From Spring 2012 to 2020, the Ithaca College New York City program (ICNYC) offered students hands-on experience through internships located in the Big Apple. However, in March 2021, the college announced that the program had been cut.
In a March 11, 2021, intercom post, the college announced the reopening of only the London Center and Los Angeles Center satellite programs after they were paused for the 2020–21 academic year because of the COVID-19 pandemic.
“As you may know, Ithaca College temporarily suspended its New York City Program (ICNYC) due to the pandemic, closing the site as of Spring 2020,” the post said. “The college has determined that it will continue with its suspension of this program in 2021–22 … We extend our deep thanks to the Center’s former director, Hersey Egginton, for his dedicated support of the program.”
Egginton said he believes the underlying reason for the ending of the program was the decline in enrollment toward the end of the program, but the immediate reason was the pandemic. Egginton said that the enrollment of the program ebbed and flowed, depending on the semester and number of students at the college. Egginton contributes this partly to the amount of work the program demanded from students.
“It required a fair amount of work and a fair amount of self-confidence and knowledge that this was going to be something of a personal test,” Egginton said. “You were either up to it or you weren’t.”
The program allowed students to spend a semester in the city while working an internship and taking college courses, including a weekly seminar.

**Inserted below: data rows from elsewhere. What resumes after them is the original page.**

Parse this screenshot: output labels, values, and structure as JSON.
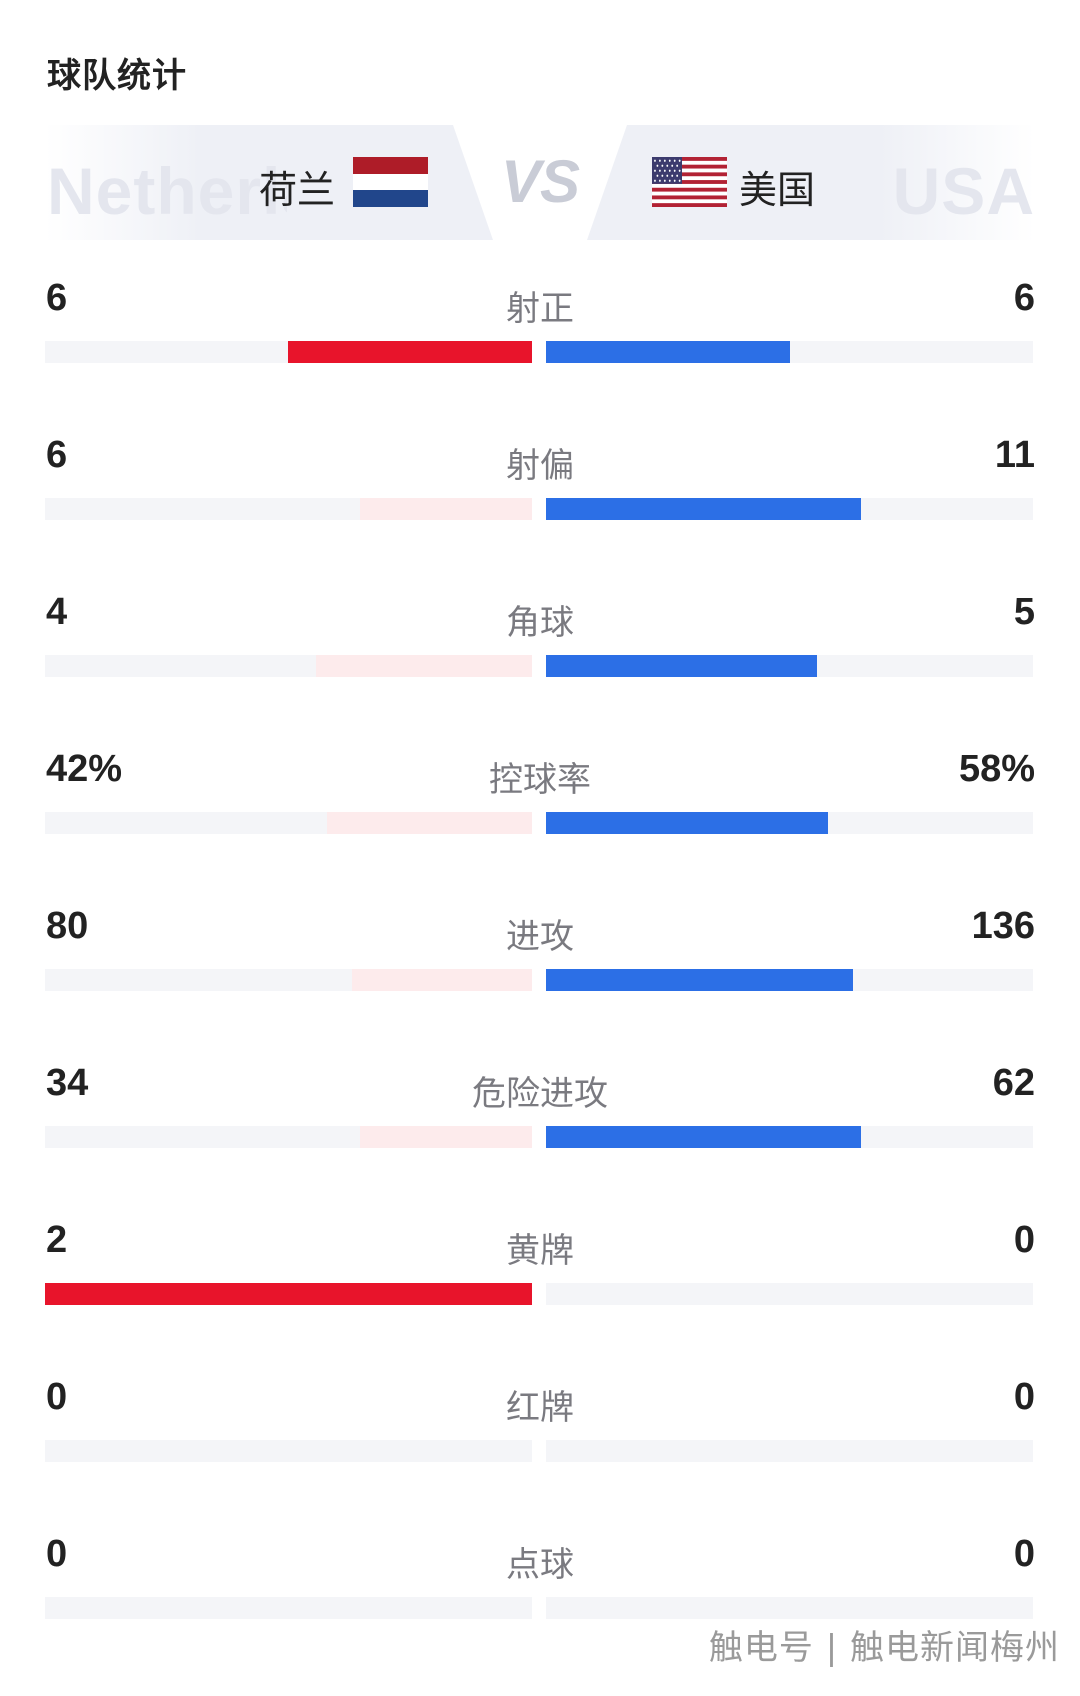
{
  "page_title": "球队统计",
  "header": {
    "home_team": "荷兰",
    "away_team": "美国",
    "home_ghost": "Netherlands",
    "away_ghost": "USA",
    "vs": "VS"
  },
  "colors": {
    "home_strong": "#e8142b",
    "home_light": "#fdebec",
    "away_strong": "#2c6fe6",
    "track": "#f4f5f8"
  },
  "stats": [
    {
      "label": "射正",
      "home": "6",
      "away": "6",
      "home_share": 0.5,
      "away_share": 0.5,
      "home_leads": true,
      "away_leads": true
    },
    {
      "label": "射偏",
      "home": "6",
      "away": "11",
      "home_share": 0.353,
      "away_share": 0.647,
      "home_leads": false,
      "away_leads": true
    },
    {
      "label": "角球",
      "home": "4",
      "away": "5",
      "home_share": 0.444,
      "away_share": 0.556,
      "home_leads": false,
      "away_leads": true
    },
    {
      "label": "控球率",
      "home": "42%",
      "away": "58%",
      "home_share": 0.42,
      "away_share": 0.58,
      "home_leads": false,
      "away_leads": true
    },
    {
      "label": "进攻",
      "home": "80",
      "away": "136",
      "home_share": 0.37,
      "away_share": 0.63,
      "home_leads": false,
      "away_leads": true
    },
    {
      "label": "危险进攻",
      "home": "34",
      "away": "62",
      "home_share": 0.354,
      "away_share": 0.646,
      "home_leads": false,
      "away_leads": true
    },
    {
      "label": "黄牌",
      "home": "2",
      "away": "0",
      "home_share": 1.0,
      "away_share": 0.0,
      "home_leads": true,
      "away_leads": false
    },
    {
      "label": "红牌",
      "home": "0",
      "away": "0",
      "home_share": 0.0,
      "away_share": 0.0,
      "home_leads": false,
      "away_leads": false
    },
    {
      "label": "点球",
      "home": "0",
      "away": "0",
      "home_share": 0.0,
      "away_share": 0.0,
      "home_leads": false,
      "away_leads": false
    }
  ],
  "watermark": "触电号 | 触电新闻梅州"
}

Students had to find their own internships, a place to live and transportation to their internship.
Students interned for multiple companies, like 5WPR, Barclays Center, Brooklyn Nets, CBS Consumer Products, City Parks Foundation, Harbor Pictures and Hearst Magazines.

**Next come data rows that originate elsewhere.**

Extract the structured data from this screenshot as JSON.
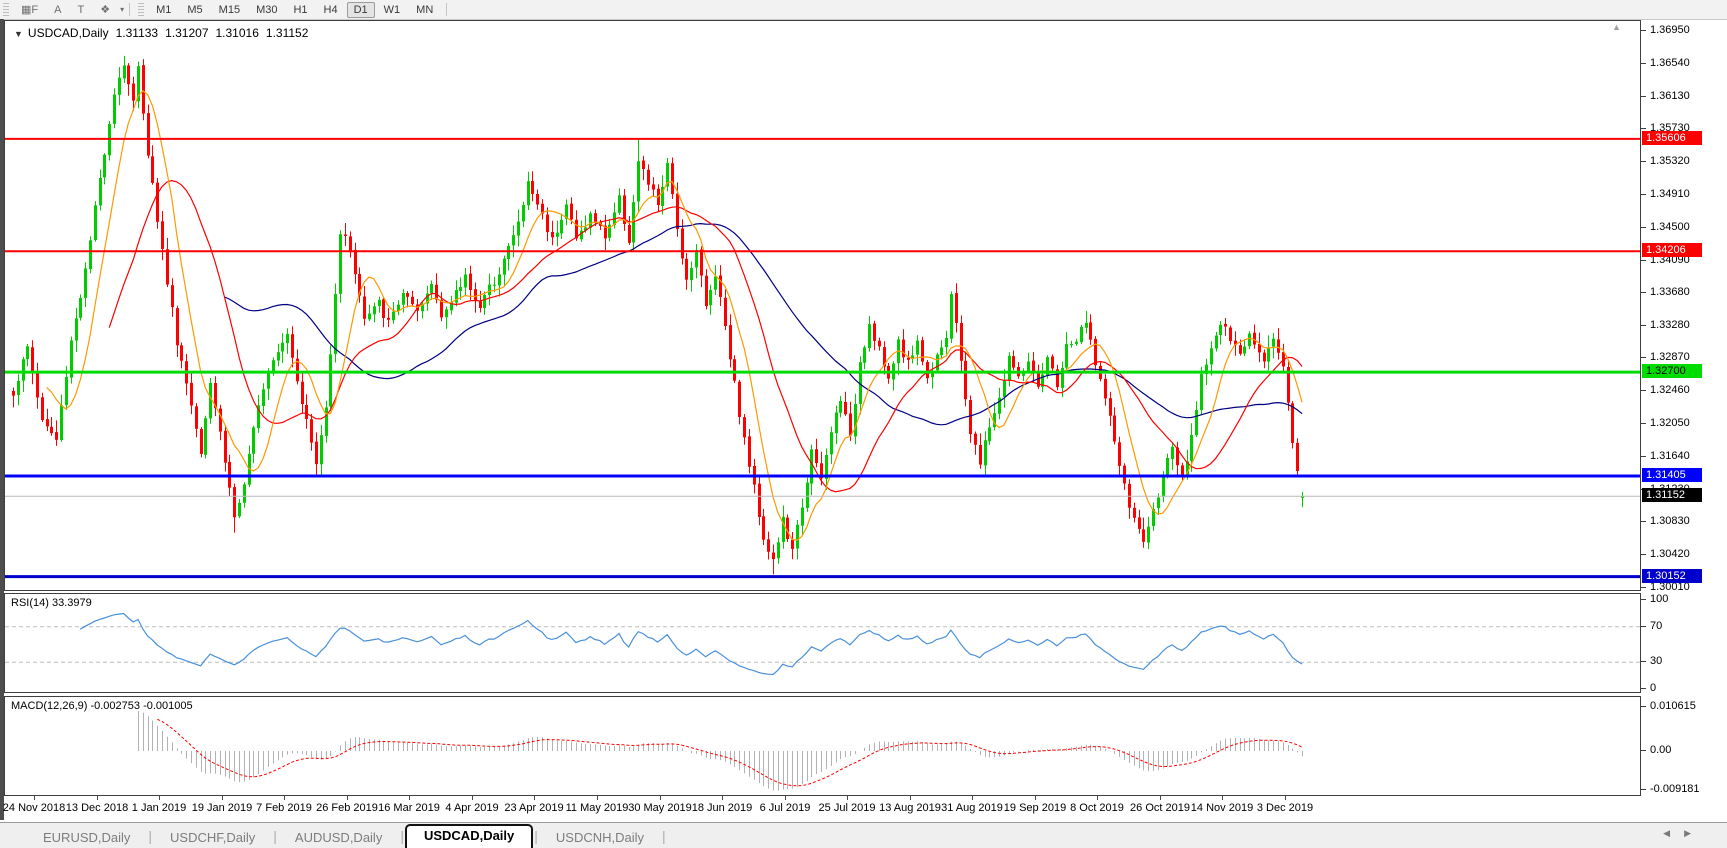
{
  "toolbar": {
    "tools": [
      {
        "id": "grid-pattern-tool",
        "glyph": "▦",
        "suffix": "F"
      },
      {
        "id": "arrow-style-tool",
        "glyph": "A",
        "suffix": ""
      },
      {
        "id": "text-label-tool",
        "glyph": "T",
        "suffix": ""
      },
      {
        "id": "shapes-tool",
        "glyph": "❖",
        "suffix": ""
      }
    ],
    "shapes_caret": "▾",
    "timeframes": [
      "M1",
      "M5",
      "M15",
      "M30",
      "H1",
      "H4",
      "D1",
      "W1",
      "MN"
    ],
    "active_timeframe": "D1"
  },
  "chart": {
    "dropdown_icon": "▼",
    "symbol": "USDCAD,Daily",
    "open": "1.31133",
    "high": "1.31207",
    "low": "1.31016",
    "close": "1.31152",
    "shift_marker_icon": "▲"
  },
  "price_axis": {
    "ticks": [
      "1.36950",
      "1.36540",
      "1.36130",
      "1.35730",
      "1.35320",
      "1.34910",
      "1.34500",
      "1.34090",
      "1.33680",
      "1.33280",
      "1.32870",
      "1.32460",
      "1.32050",
      "1.31640",
      "1.31230",
      "1.30830",
      "1.30420",
      "1.30010"
    ],
    "top_price": 1.3695,
    "bottom_price": 1.3001
  },
  "hlines": [
    {
      "price": 1.35606,
      "label": "1.35606",
      "color": "#ff0000",
      "text_color": "#ffffff",
      "width": 2
    },
    {
      "price": 1.34206,
      "label": "1.34206",
      "color": "#ff0000",
      "text_color": "#ffffff",
      "width": 2
    },
    {
      "price": 1.327,
      "label": "1.32700",
      "color": "#00dc00",
      "text_color": "#000000",
      "width": 3
    },
    {
      "price": 1.31405,
      "label": "1.31405",
      "color": "#0000ff",
      "text_color": "#ffffff",
      "width": 3
    },
    {
      "price": 1.30152,
      "label": "1.30152",
      "color": "#0000cd",
      "text_color": "#ffffff",
      "width": 3
    }
  ],
  "current_price": {
    "price": 1.31152,
    "label": "1.31152",
    "line_color": "#b8b8b8",
    "tag_bg": "#000000",
    "tag_text": "#ffffff"
  },
  "chart_data": {
    "type": "candlestick",
    "symbol": "USDCAD",
    "timeframe": "Daily",
    "bars_count": 269,
    "visible_price_range": [
      1.3001,
      1.3695
    ],
    "last_bar": {
      "open": 1.31133,
      "high": 1.31207,
      "low": 1.31016,
      "close": 1.31152
    },
    "up_color": "#00cc00",
    "down_color": "#ff0000",
    "moving_averages": [
      {
        "period": 8,
        "color": "#ff9900"
      },
      {
        "period": 21,
        "color": "#ff0000"
      },
      {
        "period": 45,
        "color": "#000080"
      }
    ],
    "price_path_anchors": [
      [
        0,
        1.3245
      ],
      [
        3,
        1.33
      ],
      [
        6,
        1.321
      ],
      [
        9,
        1.3185
      ],
      [
        12,
        1.331
      ],
      [
        15,
        1.3395
      ],
      [
        18,
        1.351
      ],
      [
        21,
        1.362
      ],
      [
        23,
        1.3655
      ],
      [
        25,
        1.3605
      ],
      [
        26,
        1.3648
      ],
      [
        28,
        1.3545
      ],
      [
        31,
        1.342
      ],
      [
        34,
        1.331
      ],
      [
        37,
        1.323
      ],
      [
        39,
        1.3175
      ],
      [
        41,
        1.326
      ],
      [
        43,
        1.3195
      ],
      [
        46,
        1.309
      ],
      [
        48,
        1.3125
      ],
      [
        51,
        1.3235
      ],
      [
        54,
        1.329
      ],
      [
        57,
        1.332
      ],
      [
        60,
        1.3235
      ],
      [
        63,
        1.3155
      ],
      [
        65,
        1.3225
      ],
      [
        68,
        1.3445
      ],
      [
        70,
        1.3425
      ],
      [
        73,
        1.3335
      ],
      [
        76,
        1.3355
      ],
      [
        78,
        1.333
      ],
      [
        81,
        1.337
      ],
      [
        84,
        1.334
      ],
      [
        87,
        1.338
      ],
      [
        89,
        1.3345
      ],
      [
        91,
        1.3355
      ],
      [
        94,
        1.339
      ],
      [
        97,
        1.335
      ],
      [
        100,
        1.3385
      ],
      [
        103,
        1.3425
      ],
      [
        105,
        1.3455
      ],
      [
        107,
        1.3505
      ],
      [
        109,
        1.348
      ],
      [
        112,
        1.3435
      ],
      [
        115,
        1.348
      ],
      [
        117,
        1.3435
      ],
      [
        120,
        1.3465
      ],
      [
        123,
        1.344
      ],
      [
        126,
        1.3485
      ],
      [
        128,
        1.3435
      ],
      [
        130,
        1.353
      ],
      [
        132,
        1.3505
      ],
      [
        134,
        1.348
      ],
      [
        136,
        1.3525
      ],
      [
        138,
        1.345
      ],
      [
        140,
        1.3385
      ],
      [
        142,
        1.3425
      ],
      [
        144,
        1.335
      ],
      [
        146,
        1.3395
      ],
      [
        148,
        1.333
      ],
      [
        150,
        1.3255
      ],
      [
        152,
        1.3185
      ],
      [
        154,
        1.3125
      ],
      [
        156,
        1.3065
      ],
      [
        158,
        1.3035
      ],
      [
        160,
        1.3085
      ],
      [
        162,
        1.3045
      ],
      [
        164,
        1.3105
      ],
      [
        166,
        1.317
      ],
      [
        168,
        1.3135
      ],
      [
        170,
        1.3195
      ],
      [
        172,
        1.324
      ],
      [
        174,
        1.3185
      ],
      [
        176,
        1.3285
      ],
      [
        178,
        1.333
      ],
      [
        180,
        1.33
      ],
      [
        182,
        1.3255
      ],
      [
        184,
        1.331
      ],
      [
        186,
        1.328
      ],
      [
        188,
        1.331
      ],
      [
        190,
        1.326
      ],
      [
        192,
        1.3295
      ],
      [
        194,
        1.3315
      ],
      [
        195,
        1.3365
      ],
      [
        197,
        1.3285
      ],
      [
        199,
        1.3195
      ],
      [
        201,
        1.3155
      ],
      [
        203,
        1.3205
      ],
      [
        205,
        1.3235
      ],
      [
        207,
        1.329
      ],
      [
        209,
        1.326
      ],
      [
        211,
        1.3285
      ],
      [
        213,
        1.3245
      ],
      [
        215,
        1.3285
      ],
      [
        217,
        1.3255
      ],
      [
        219,
        1.33
      ],
      [
        221,
        1.331
      ],
      [
        223,
        1.333
      ],
      [
        225,
        1.3285
      ],
      [
        227,
        1.3235
      ],
      [
        229,
        1.3185
      ],
      [
        231,
        1.3125
      ],
      [
        233,
        1.3085
      ],
      [
        235,
        1.306
      ],
      [
        237,
        1.3095
      ],
      [
        239,
        1.3145
      ],
      [
        241,
        1.317
      ],
      [
        243,
        1.3135
      ],
      [
        245,
        1.3185
      ],
      [
        247,
        1.327
      ],
      [
        249,
        1.33
      ],
      [
        251,
        1.333
      ],
      [
        253,
        1.331
      ],
      [
        255,
        1.329
      ],
      [
        257,
        1.332
      ],
      [
        259,
        1.33
      ],
      [
        260,
        1.329
      ],
      [
        262,
        1.331
      ],
      [
        264,
        1.328
      ],
      [
        265,
        1.3235
      ],
      [
        266,
        1.3185
      ],
      [
        267,
        1.3145
      ],
      [
        268,
        1.31152
      ]
    ]
  },
  "rsi_panel": {
    "label": "RSI(14) 33.3979",
    "value": 33.3979,
    "axis_labels": [
      {
        "value": 100,
        "text": "100"
      },
      {
        "value": 70,
        "text": "70"
      },
      {
        "value": 30,
        "text": "30"
      },
      {
        "value": 0,
        "text": "0"
      }
    ],
    "level_lines": [
      70,
      30
    ],
    "line_color": "#4a90d9",
    "level_color": "#bdbdbd"
  },
  "macd_panel": {
    "label": "MACD(12,26,9) -0.002753 -0.001005",
    "main_value": -0.002753,
    "signal_value": -0.001005,
    "axis_labels": [
      "0.010615",
      "0.00",
      "-0.009181"
    ],
    "hist_color": "#b2b2b2",
    "signal_color": "#ff0000"
  },
  "date_axis": {
    "labels": [
      "24 Nov 2018",
      "13 Dec 2018",
      "1 Jan 2019",
      "19 Jan 2019",
      "7 Feb 2019",
      "26 Feb 2019",
      "16 Mar 2019",
      "4 Apr 2019",
      "23 Apr 2019",
      "11 May 2019",
      "30 May 2019",
      "18 Jun 2019",
      "6 Jul 2019",
      "25 Jul 2019",
      "13 Aug 2019",
      "31 Aug 2019",
      "19 Sep 2019",
      "8 Oct 2019",
      "26 Oct 2019",
      "14 Nov 2019",
      "3 Dec 2019"
    ]
  },
  "tabs": {
    "items": [
      {
        "label": "EURUSD,Daily",
        "active": false
      },
      {
        "label": "USDCHF,Daily",
        "active": false
      },
      {
        "label": "AUDUSD,Daily",
        "active": false
      },
      {
        "label": "USDCAD,Daily",
        "active": true
      },
      {
        "label": "USDCNH,Daily",
        "active": false
      }
    ],
    "scroll_left_icon": "◀",
    "scroll_right_icon": "▶"
  }
}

Since the ending of the program, Egginton has retired because he said he did not think he would be able to find another job that brought him that level of fulfillment and satisfaction.
“It was the best professional experience of my career,” Egginton said. “I just enjoyed every student that I worked with.”

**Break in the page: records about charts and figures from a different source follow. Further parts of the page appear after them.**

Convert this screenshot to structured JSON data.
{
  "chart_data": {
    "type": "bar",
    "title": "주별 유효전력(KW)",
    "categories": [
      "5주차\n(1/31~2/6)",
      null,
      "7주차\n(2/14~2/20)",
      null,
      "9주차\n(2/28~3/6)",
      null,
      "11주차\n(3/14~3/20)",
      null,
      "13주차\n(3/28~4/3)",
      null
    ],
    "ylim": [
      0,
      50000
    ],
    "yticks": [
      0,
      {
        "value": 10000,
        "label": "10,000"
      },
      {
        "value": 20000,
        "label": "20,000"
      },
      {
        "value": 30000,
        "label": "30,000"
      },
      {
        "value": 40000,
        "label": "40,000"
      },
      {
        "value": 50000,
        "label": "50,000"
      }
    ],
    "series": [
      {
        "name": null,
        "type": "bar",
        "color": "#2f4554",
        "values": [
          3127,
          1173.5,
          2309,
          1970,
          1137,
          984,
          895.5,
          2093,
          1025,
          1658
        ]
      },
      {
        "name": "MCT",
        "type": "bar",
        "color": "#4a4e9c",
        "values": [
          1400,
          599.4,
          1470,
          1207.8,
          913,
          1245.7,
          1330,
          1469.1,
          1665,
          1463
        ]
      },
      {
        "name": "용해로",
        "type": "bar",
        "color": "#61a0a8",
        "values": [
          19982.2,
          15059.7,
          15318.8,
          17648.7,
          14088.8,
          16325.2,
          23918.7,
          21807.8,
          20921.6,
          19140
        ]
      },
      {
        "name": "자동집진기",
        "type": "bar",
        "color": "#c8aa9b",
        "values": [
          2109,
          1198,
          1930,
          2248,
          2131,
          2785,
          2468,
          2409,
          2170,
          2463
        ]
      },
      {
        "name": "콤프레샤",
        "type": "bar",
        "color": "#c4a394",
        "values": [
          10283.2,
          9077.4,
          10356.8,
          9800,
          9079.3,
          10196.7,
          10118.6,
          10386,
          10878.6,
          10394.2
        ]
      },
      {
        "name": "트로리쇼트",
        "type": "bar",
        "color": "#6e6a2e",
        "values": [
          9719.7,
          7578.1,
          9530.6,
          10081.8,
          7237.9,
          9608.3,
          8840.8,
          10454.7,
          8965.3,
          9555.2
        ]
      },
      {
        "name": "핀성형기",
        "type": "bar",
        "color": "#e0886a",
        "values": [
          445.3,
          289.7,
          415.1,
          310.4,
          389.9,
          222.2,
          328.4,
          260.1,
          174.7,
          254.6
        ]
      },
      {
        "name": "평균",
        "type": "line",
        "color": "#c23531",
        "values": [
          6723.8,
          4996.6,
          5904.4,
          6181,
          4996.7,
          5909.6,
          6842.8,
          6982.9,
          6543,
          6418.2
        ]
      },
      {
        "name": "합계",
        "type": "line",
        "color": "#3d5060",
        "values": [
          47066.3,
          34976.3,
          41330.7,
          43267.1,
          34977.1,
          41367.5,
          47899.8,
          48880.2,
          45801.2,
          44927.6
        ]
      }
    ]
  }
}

This is not the first time the college discontinued a satellite program. In 2019, the college ended its eight-year partnership with Cornell University’s Cornell in Washington domestic program because of high costs, as previously reported by The Ithacan.
Devin Hance ’15, who graduated with a television-radio major, was shocked to hear that the program, which she attended during both Spring 2014 and Spring 2015, had ended. Throughout her time at the program, Hance obtained internships at CNBC, NBC Sports and CNN.
“[ICNYC] saved my [college] experience,” Hance said. “It changed my life. I don’t think I’d be where I am now had I not landed those gigs — it literally gave me my first job.”
Michael Kaplan ’85 taught at the program throughout the entire time it was open and said the program was centered around an internship that gave students hands-on experience in their field of interest.
“I think it allowed people to work in the real world,” Kaplan said. “And there’s something about … when you spend 15 weeks working with people, having assignments, having due dates, it becomes a real world.”
Sam Kuperman ’16 attended the program spring semester of his junior year, where he interned within the sports department of New York One. Kuperman helped with production and worked within the nightly sports show. He said when he applied to the college, the ICNYC programs were one of the factors that stuck out to him.
“I think when you’re in a city that big, that has so many different opportunities, whether that be in my field, in media, or if it’s outside of that, you have a chance to get some experience,” Kuperman said. “In my opinion, when you have more opportunities, you get more bites at the apple.”
Sophomore Lauren Thier said the New York City program attracted her to the college and that she planned to attend the program before the college announced it had been cut.
“I thought it would give me a lot of opportunities to live in my dream city after college,” Thier said. “I knew that you could get internships there for my major, television-radio, which is why I wanted to go there. During my senior year of high school, I had this all planned out.”
Hance said one of the reasons New York City was so appealing to her was because it made the cost of attending college less expensive.
“My grandmother, at the time, lived in New York City, so knocking off room and board right there, … it just made sense to me,” Hance said. “I was like, ‘I will work, gain experience on my resume, get paid and I’ll save on tuition.’ It was a win-win all around.”
Kuperman said he was drawn to the program because he believed it was a unique and beneficial opportunity.
“New York City itself carries a name brand. … I think that’s meaningful,” Kuperman said. “I really do think that that helps when you are trying to land a job and they look at your resume.”
Egginton said despite the program being over, it still has a big impact on his life.
“I think about it all the time,” Egginton said. “I see a lot of my former students on LinkedIn. It just continues to be very fulfilling for me to see them get promotions and, you know, engage with their professional colleagues. I knew I wasn’t going to do it forever, but on the other hand, I was looking forward to the next year.”